Том 4. Путешествие Глеба - Борис Зайцев
Шрифт:
Интервал:
Закладка:
Около пяти зовут чай пить, в столовую мореного дубка. По бульвару проезжают извозчики, самовар клохчет, угольки в нем краснеют.
Уже сумерки. Мать за самоваром разводит чайную свою деятельность. Отец пьет с блюдечка, со сливками. Около Лизы Артюша, недавно из Чернигова возвращенный – бобрик, горизонтальные усы, в студенческом мундире. Соня-Собачка с Глебом тоже устраиваются. Все течет правильно. Крепко гнездо матери.
* * *На одном из таких чаев Артюша заявил, что на днях был с товарищем в новом театре. Называется – Художественно-Общедоступный. Ставили пьесу «Царь Федор Иоаннович». Замечательно интересно.
Артюшу стеснял отец. Вообще-то не очень речистый, тут оказался он совсем туманен. «Все там по-новому… толпа так толпа… совсем, ну как толпа, колокола як зазвонят… и царь будто настоящий, и бояре…»
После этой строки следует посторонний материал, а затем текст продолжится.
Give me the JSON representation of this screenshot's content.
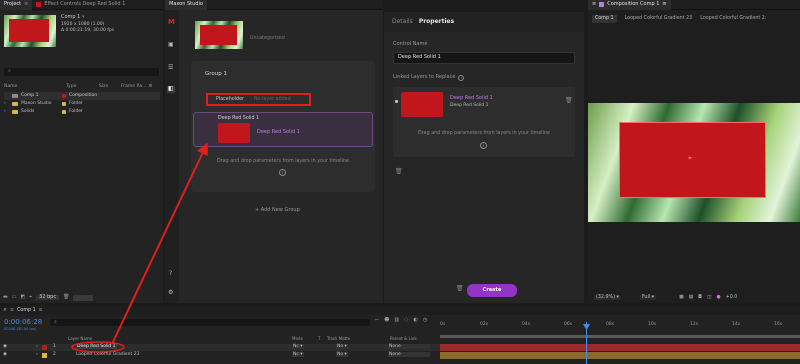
{
  "project": {
    "tab_label": "Project",
    "effect_tab_label": "Effect Controls Deep Red Solid 1",
    "comp_name": "Comp 1",
    "comp_dims": "1920 x 1080 (1.00)",
    "comp_duration": "Δ 0:00:21:19, 30.00 fps",
    "search_placeholder": "",
    "columns": [
      "Name",
      "Type",
      "Size",
      "Frame Ra..."
    ],
    "items": [
      {
        "name": "Comp 1",
        "type": "Composition",
        "icon": "composition-icon"
      },
      {
        "name": "Maxon Studio",
        "type": "Folder",
        "icon": "folder-icon"
      },
      {
        "name": "Solids",
        "type": "Folder",
        "icon": "folder-icon"
      }
    ],
    "bpc": "32 bpc"
  },
  "studio": {
    "tab_label": "Maxon Studio",
    "uncategorized": "Uncategorized",
    "group_title": "Group 1",
    "placeholder_label": "Placeholder",
    "no_layer_added": "No layer added",
    "card_title": "Deep Red Solid 1",
    "card_layer_name": "Deep Red Solid 1",
    "drop_hint": "Drag and drop parameters from layers in your timeline",
    "add_group": "+ Add New Group"
  },
  "properties": {
    "tabs": [
      "Details",
      "Properties"
    ],
    "control_name_label": "Control Name",
    "control_name_value": "Deep Red Solid 1",
    "linked_label": "Linked Layers to Replace",
    "linked_title": "Deep Red Solid 1",
    "linked_sub": "Deep Red Solid 1",
    "drop_hint": "Drag and drop parameters from layers in your timeline",
    "create_label": "Create"
  },
  "viewer": {
    "tab_label": "Composition Comp 1",
    "sub_tabs": [
      "Comp 1",
      "Looped Colorful Gradient 23",
      "Looped Colorful Gradient 2:"
    ],
    "zoom": "(32.9%)",
    "quality": "Full",
    "exposure": "+0.0"
  },
  "timeline": {
    "tab_label": "Comp 1",
    "timecode": "0:00:06:28",
    "frame_info": "00208 (30.00 fps)",
    "search_placeholder": "",
    "header_cols": [
      "Layer Name",
      "Mode",
      "T",
      "Track Matte",
      "Parent & Link"
    ],
    "layers": [
      {
        "num": "1",
        "name": "Deep Red Solid 1",
        "mode": "Nc",
        "matte": "No",
        "parent": "None"
      },
      {
        "num": "2",
        "name": "Looped Colorful Gradient 23",
        "mode": "Nc",
        "matte": "No",
        "parent": "None"
      }
    ],
    "ruler": [
      "0s",
      "02s",
      "04s",
      "06s",
      "08s",
      "10s",
      "12s",
      "14s",
      "16s"
    ]
  },
  "colors": {
    "accent": "#9433c8",
    "annotation": "#e01e1e",
    "layer_red": "#c1171c",
    "playhead": "#3d8ee8"
  }
}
Отец пофукивал папироской, посмеивался. Театры считал пустяками, людей, которые в них ходят – несерьезными (равно и тех, кто любит путешествовать).
Артюша не стал особенно распространяться, но позже, в комнате Лизы разговор возобновился. Глебу показалось, что все это любопытно. «А что же там еще ставят?» – «Ахроменко бачив хороша пьеса одного нового писателя… как его?» – Артюша потянул себя за ус (при отце, наверно, и не вспомнил бы): «Да, Чехова, Антона Чехова. Называется „Чайка“». – «Ну, я Чехова знаю, прекрасный писатель!» Глеб даже удивился, что Артюша так неуверенно говорит. Слыхала о «Чайке» и Вилочка – в этой же комнате сразу решили: взять ложу на ближайший спектакль. Тут же сложились, деньги передали Артюше, он пусть и берет билет. В воскресенье все едут.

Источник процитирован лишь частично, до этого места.